Grease is lubricant. It allows motion. Sometimes the most honest contribution isn’t withdrawal or confession, but friction—introducing drag where smoothness would be easier.


VII. Early, Unglamorous Refusals

Refusal is often imagined as a dramatic act: the resignation letter, the public break, the statement that begins I can no longer in good conscience… These moments matter, but they arrive late. By the time refusal is legible, the machine is already loud.

The refusals that matter most are earlier and quieter.

They look like not going to the meeting.
Not lending your credibility to the panel.
Not sharing the post you haven’t decided about yet.
Not laughing when something is said that needs laughter to survive.

These refusals don’t feel virtuous. They feel awkward. Petty. Slightly paranoid. They often look like overreaction in hindsight—nothing would have happened if I’d gone.

That’s exactly why they’re effective.

Early refusals don’t scale. They don’t circulate. No one thanks you for them. They don’t produce identity or narrative. You don’t get to tell a story about them later, because from the outside, nothing happened.

But leverage lives there.

Once a system needs you—your presence, your voice, your legitimacy—refusal becomes costly and visible. Earlier, it was just absence. Just a gap where something didn’t quite cohere.

No one writes articles about the person who didn’t go to Malheur. No one profiles the people who felt the pull of momentum and quietly declined to be present. Those non-events don’t metabolize into content.

They do, however, change what’s possible.


VIII. On the Shoulders of Ogres

We stand on the shoulders of ogres—and the stench from up here makes it hard to forget what’s affording the view.

That sentence doesn’t ask for agreement. It just names a condition.

The height is real. We can see further from here. We benefit from structures built by people who did harm, tolerated harm, or made harm thinkable. None of that disappears because we disapprove of it, or because we can narrate its history with sophistication. The smell is the point: it prevents the view from being mistaken for innocence.

This isn’t an argument for jumping down. That’s another fantasy—the idea that withdrawal restores purity. Nor is it an argument for celebration. The ogres don’t become giants because they built something useful.

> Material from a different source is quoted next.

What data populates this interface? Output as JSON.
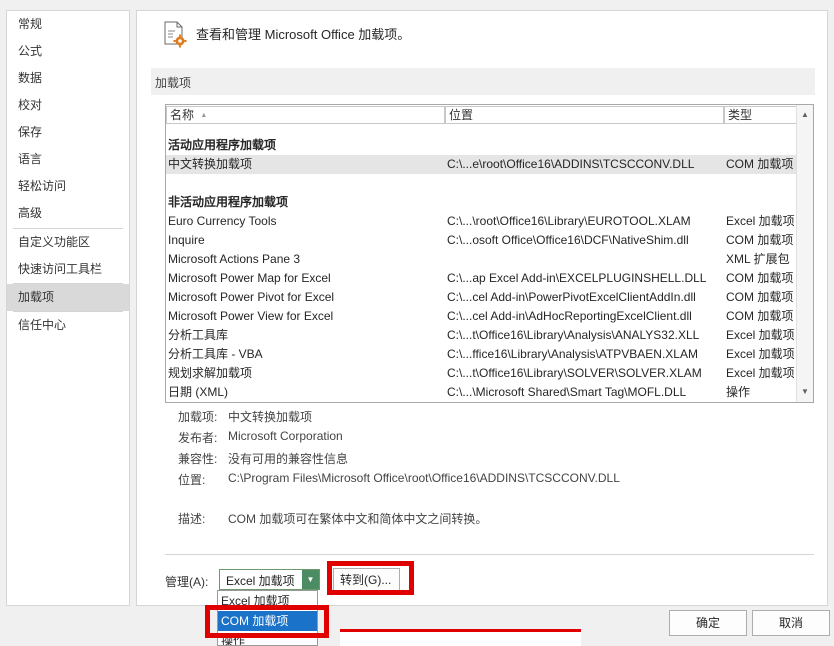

It’s an argument for staying aware of where the height comes from, and for being alert when the next set of shoulders is offered.

Because they always are.

They show up as opportunities, platforms, moments of momentum that feel like alignment rather than danger. They come with reasons attached. They rarely announce what they’ll make possible later.

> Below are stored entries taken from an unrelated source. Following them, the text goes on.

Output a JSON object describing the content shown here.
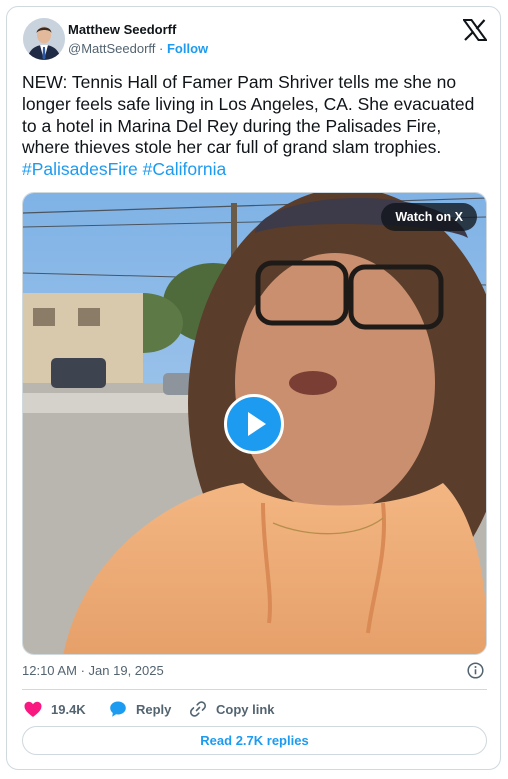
{
  "author": {
    "name": "Matthew Seedorff",
    "handle": "@MattSeedorff",
    "separator": "·",
    "follow_label": "Follow"
  },
  "brand_logo": "x-logo-icon",
  "tweet": {
    "text": "NEW: Tennis Hall of Famer Pam Shriver tells me she no longer feels safe living in Los Angeles, CA.  She evacuated to a hotel in Marina Del Rey during the Palisades Fire, where thieves stole her car full of grand slam trophies.",
    "hashtags": [
      "#PalisadesFire",
      "#California"
    ]
  },
  "media": {
    "watch_label": "Watch on X",
    "play_icon": "play-icon"
  },
  "meta": {
    "time": "12:10 AM",
    "separator": "·",
    "date": "Jan 19, 2025",
    "info_icon": "info-icon"
  },
  "actions": {
    "likes": "19.4K",
    "reply_label": "Reply",
    "copy_label": "Copy link"
  },
  "read_replies_label": "Read 2.7K replies",
  "colors": {
    "accent": "#1d9bf0",
    "like": "#f91880",
    "text": "#0f1419",
    "muted": "#536471",
    "border": "#cfd9de"
  }
}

The only warning you get is a faint sense that saying yes would be easier than saying no.


IX. No Exit, No Alibi

There is no outside to mediated political systems. There is no position of purity from which to speak. Awareness doesn’t grant innocence, and analysis doesn’t cancel participation.

What awareness can do is sharpen your sensitivity to thresholds.

It can help you notice when presence is about to become direction.
When staying in the room will do work you haven’t agreed to.
When refusal is still small enough to feel unnecessary.

Those are the moments that don’t feel important. That’s why they matter.

Large-scale harm isn’t assembled from villains alone. It’s assembled from ordinary non-refusals—people who didn’t mean to steer, but didn’t step away when the reins were offered. By the time the machine is loud, refusal is heroic. Earlier, it was just awkward.

This essay doesn’t offer a method for staying clean. It offers no redemption arc, no instruction manual, no checklist for virtue. It can’t. That would turn it into another form of machinery.

What it offers instead is a question you can carry quietly:

What would happen if I didn’t show up to this?

Not as a gesture.
Not as a statement.
Just as an early, unglamorous refusal.

Nothing might happen. That’s the point.

Sometimes the most consequential act is the one that leaves no evidence it ever occurred—except that something didn’t quite gather, didn’t quite harden, didn’t quite become inevitable.

You don’t get clean hands.
You don’t get an alibi.

You get a chance—earlier than you’d like, quieter than you’d expect—to decide whether your presence will help something move, or whether this is one of the rare moments where letting the horse pass is enough.